# Red Spray Painting Equipment



## MontanaResident (Jun 22, 2014)

Nearly lost my big mallet this morning. Bad enough having to buy a new one, but I wasn't done with my mornings work yet.

All the equipment that I've found and now nearly lost was worn flat black. I'm now spray painting my chain, mallet and pry bar, and maybe my axe in Krylon Banner Red. Very frustrating searching and searching a small area for a rather large piece of equipment.


----------



## Menchhofer (Jun 22, 2014)

MontanaResident said:


> Nearly lost my big mallet this morning. Bad enough having to buy a new one, but I wasn't done with my mornings work yet.
> 
> All the equipment that I've found and now nearly lost was worn flat black. I'm now spray painting my chain, mallet and pry bar, and maybe my axe in Krylon Banner Red. Very frustrating searching and searching a small area for a rather large piece of equipment.


My dad always painted his outside hand tools with red on the handle. So naturally I have done it for years. Really helps in locating.


----------



## AuerX (Jun 22, 2014)

Nice.

I used fluorescent Gaffers Tape on a lot of my tools when I was a stagehand/rigger a million years ago.

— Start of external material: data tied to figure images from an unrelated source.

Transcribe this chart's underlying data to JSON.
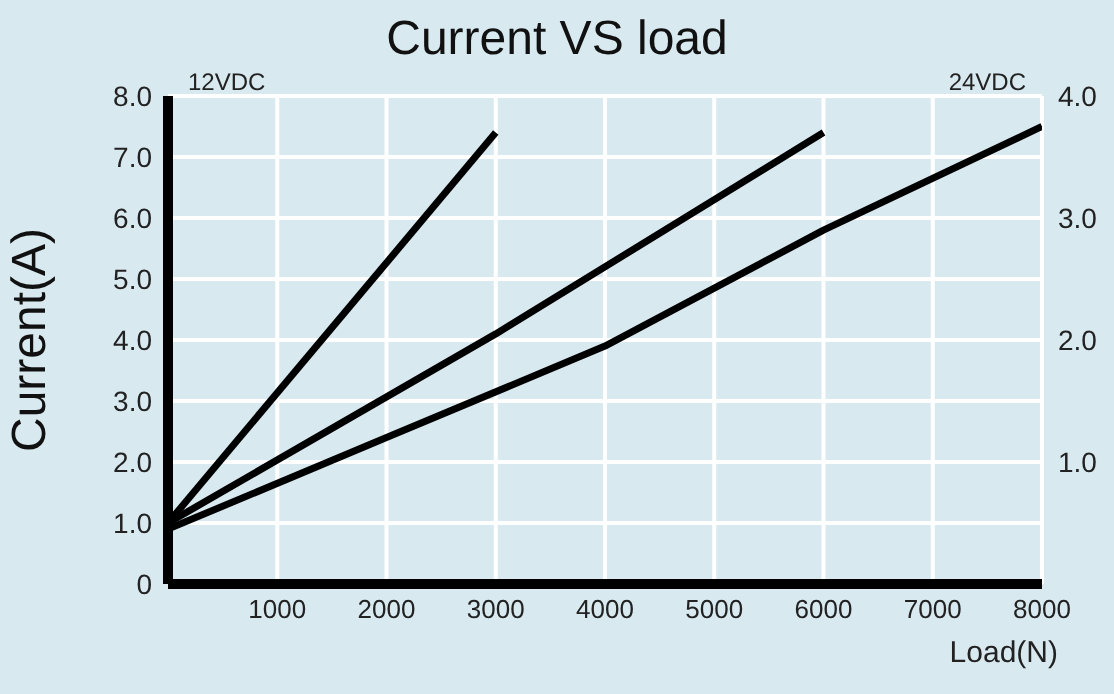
{
  "chart_data": {
    "type": "line",
    "title": "Current VS load",
    "xlabel": "Load(N)",
    "ylabel": "Current(A)",
    "annotations": [
      "12VDC",
      "24VDC"
    ],
    "series": [
      {
        "color": "#000000",
        "x": [
          0,
          3000
        ],
        "values": [
          1.0,
          7.4
        ]
      },
      {
        "color": "#000000",
        "x": [
          0,
          3000,
          6000
        ],
        "values": [
          1.0,
          4.1,
          7.4
        ]
      },
      {
        "color": "#000000",
        "x": [
          0,
          2000,
          4000,
          6000,
          8000
        ],
        "values": [
          0.9,
          2.4,
          3.9,
          5.8,
          7.5
        ]
      }
    ],
    "xlim": [
      0,
      8000
    ],
    "xticks": [
      1000,
      2000,
      3000,
      4000,
      5000,
      6000,
      7000,
      8000
    ],
    "ylim": [
      0,
      8
    ],
    "yticks": [
      {
        "value": 0,
        "label": "0"
      },
      {
        "value": 1,
        "label": "1.0"
      },
      {
        "value": 2,
        "label": "2.0"
      },
      {
        "value": 3,
        "label": "3.0"
      },
      {
        "value": 4,
        "label": "4.0"
      },
      {
        "value": 5,
        "label": "5.0"
      },
      {
        "value": 6,
        "label": "6.0"
      },
      {
        "value": 7,
        "label": "7.0"
      },
      {
        "value": 8,
        "label": "8.0"
      }
    ],
    "y2lim": [
      0,
      4
    ],
    "y2ticks": [
      {
        "value": 1,
        "label": "1.0"
      },
      {
        "value": 2,
        "label": "2.0"
      },
      {
        "value": 3,
        "label": "3.0"
      },
      {
        "value": 4,
        "label": "4.0"
      }
    ],
    "grid": true,
    "legend": false,
    "marker": "none",
    "line_style": "solid"
  }
}
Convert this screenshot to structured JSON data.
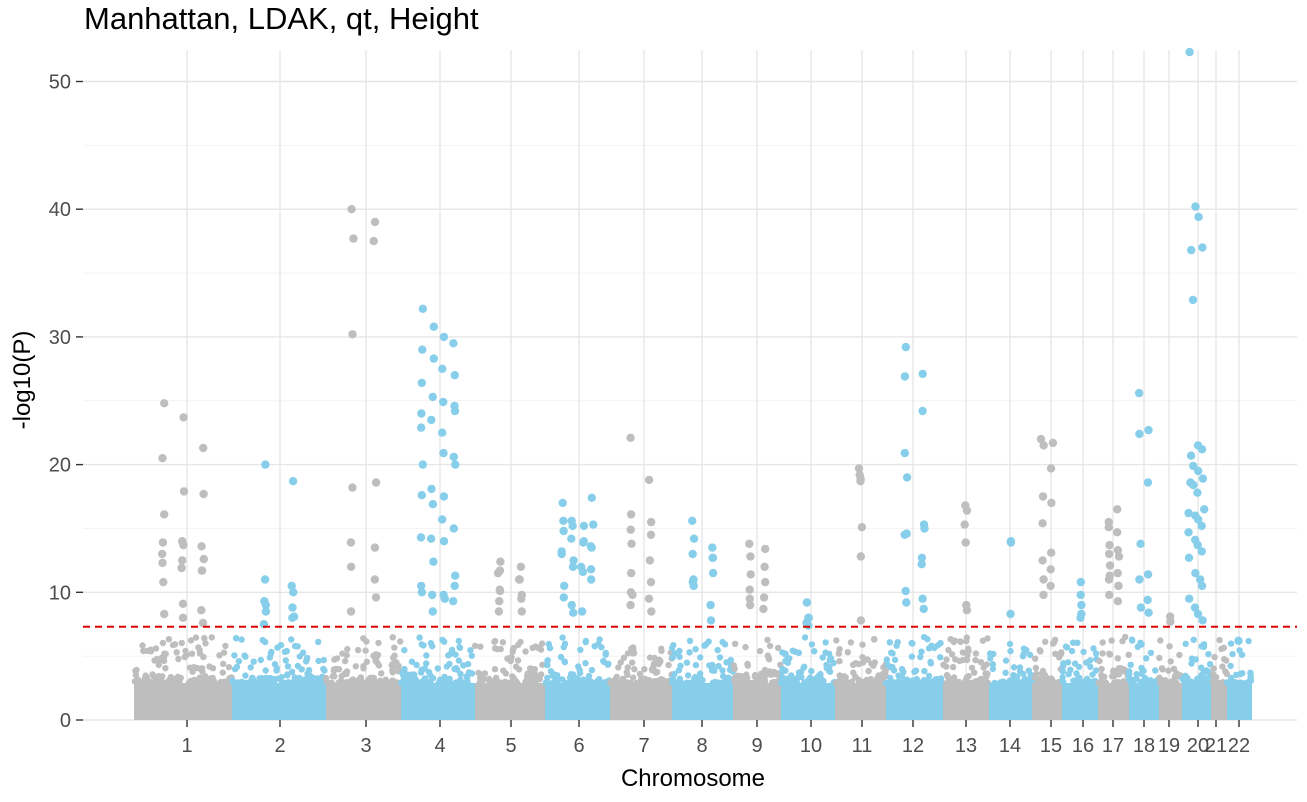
{
  "chart_data": {
    "type": "scatter",
    "title": "Manhattan, LDAK, qt, Height",
    "xlabel": "Chromosome",
    "ylabel": "-log10(P)",
    "ylim": [
      0,
      52.5
    ],
    "y_ticks": [
      0,
      10,
      20,
      30,
      40,
      50
    ],
    "grid": true,
    "legend": "none",
    "significance_threshold": {
      "value": 7.3,
      "color": "#dd0000",
      "style": "dashed"
    },
    "colors": {
      "odd": "#bebebe",
      "even": "#87ceeb"
    },
    "chromosomes": [
      {
        "label": "1",
        "peaks": [
          24.8,
          23.7,
          21.3,
          20.5,
          17.9,
          17.7,
          16.1,
          14.0,
          13.6,
          13.0,
          12.5,
          11.7,
          10.8,
          9.1,
          8.6,
          13.9,
          13.7,
          12.6,
          12.3,
          11.9,
          11.7,
          8.3,
          8.0,
          7.6
        ]
      },
      {
        "label": "2",
        "peaks": [
          20.0,
          18.7,
          11.0,
          10.5,
          9.3,
          8.8,
          8.5,
          8.0,
          7.5,
          10.0,
          9.0,
          8.1
        ]
      },
      {
        "label": "3",
        "peaks": [
          40.0,
          39.0,
          37.7,
          37.5,
          30.2,
          18.6,
          18.2,
          13.5,
          12.0,
          11.0,
          13.9,
          9.6,
          8.5
        ]
      },
      {
        "label": "4",
        "peaks": [
          32.2,
          30.8,
          30.0,
          29.5,
          29.0,
          28.3,
          27.5,
          27.0,
          26.4,
          25.3,
          24.9,
          24.6,
          24.0,
          23.5,
          22.5,
          20.6,
          20.0,
          18.1,
          17.5,
          10.5,
          10.0,
          8.5,
          20.9,
          20.0,
          17.6,
          14.2,
          14.0,
          11.3,
          10.5,
          9.8,
          9.5,
          24.2,
          22.9,
          16.9,
          15.7,
          15.0,
          14.3,
          12.4,
          9.8,
          9.3
        ]
      },
      {
        "label": "5",
        "peaks": [
          11.7,
          11.0,
          10.2,
          9.8,
          12.4,
          12.0,
          11.5,
          11.0,
          9.3,
          8.5,
          10.1,
          9.5,
          8.5
        ]
      },
      {
        "label": "6",
        "peaks": [
          15.6,
          15.2,
          14.0,
          13.5,
          13.0,
          12.5,
          12.0,
          11.0,
          10.5,
          9.0,
          8.5,
          15.3,
          14.8,
          14.2,
          13.9,
          13.6,
          13.2,
          12.0,
          11.6,
          17.4,
          17.0,
          15.6,
          15.2,
          11.8,
          9.6,
          8.4
        ]
      },
      {
        "label": "7",
        "peaks": [
          16.1,
          15.5,
          14.9,
          14.5,
          13.8,
          12.5,
          11.5,
          10.8,
          22.1,
          18.8,
          10.0,
          9.5,
          9.0,
          8.5,
          9.8
        ]
      },
      {
        "label": "8",
        "peaks": [
          15.6,
          12.7,
          10.8,
          11.5,
          10.5,
          9.0,
          14.2,
          13.5,
          13.0,
          12.7,
          11.0,
          7.8
        ]
      },
      {
        "label": "9",
        "peaks": [
          13.8,
          13.4,
          12.8,
          12.0,
          11.4,
          10.8,
          10.2,
          9.6,
          9.0,
          8.7,
          9.5
        ]
      },
      {
        "label": "10",
        "peaks": [
          9.2,
          8.0,
          7.6,
          7.4,
          8.0
        ]
      },
      {
        "label": "11",
        "peaks": [
          19.7,
          19.2,
          18.9,
          18.7,
          15.1,
          12.8,
          7.8
        ]
      },
      {
        "label": "12",
        "peaks": [
          29.2,
          27.1,
          26.9,
          24.2,
          20.9,
          15.0,
          14.5,
          12.2,
          9.2,
          8.7,
          19.0,
          15.3,
          14.6,
          12.7,
          10.1,
          9.5
        ]
      },
      {
        "label": "13",
        "peaks": [
          16.8,
          16.4,
          15.3,
          13.9,
          9.0,
          8.6
        ]
      },
      {
        "label": "14",
        "peaks": [
          14.0,
          13.9,
          8.3
        ]
      },
      {
        "label": "15",
        "peaks": [
          22.0,
          21.7,
          21.5,
          19.7,
          17.5,
          17.0,
          15.4,
          13.1,
          12.5,
          11.8,
          11.0,
          10.5,
          9.8
        ]
      },
      {
        "label": "16",
        "peaks": [
          10.8,
          9.8,
          9.0,
          8.3,
          8.0
        ]
      },
      {
        "label": "17",
        "peaks": [
          13.7,
          13.3,
          12.1,
          11.5,
          11.0,
          10.5,
          9.8,
          9.3,
          15.1,
          16.5,
          15.5,
          14.7,
          13.0,
          12.8,
          11.3,
          10.5
        ]
      },
      {
        "label": "18",
        "peaks": [
          25.6,
          22.7,
          22.4,
          18.6,
          13.8,
          11.4,
          11.0,
          9.4,
          8.8,
          8.4
        ]
      },
      {
        "label": "19",
        "peaks": [
          8.1,
          7.7
        ]
      },
      {
        "label": "20",
        "peaks": [
          52.3,
          40.2,
          39.4,
          37.0,
          36.8,
          32.9,
          21.5,
          21.2,
          20.7,
          19.9,
          19.5,
          18.9,
          18.6,
          18.4,
          17.8,
          16.5,
          16.2,
          16.0,
          15.7,
          15.2,
          14.7,
          14.1,
          13.7,
          13.2,
          12.7,
          11.5,
          11.0,
          10.5,
          9.5,
          8.8,
          8.3,
          7.8
        ]
      },
      {
        "label": "21",
        "peaks": []
      },
      {
        "label": "22",
        "peaks": [
          6.2
        ]
      }
    ]
  }
}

Made them recognizable in a busy environment for sure plus real gaffers tape leaves no residue and is nice to grip.

http://www.amazon.com/Polyken-510-N...d_sim_p_2?ie=UTF8&refRID=12NFPN2CAD4BCAK592QZ


----------



## Dilly (Jun 23, 2014)

I paint my axe heads red and use reflective tape on my saws not just for finding them but it makes them unique so no one will walk away with them


Sent from the international space station


----------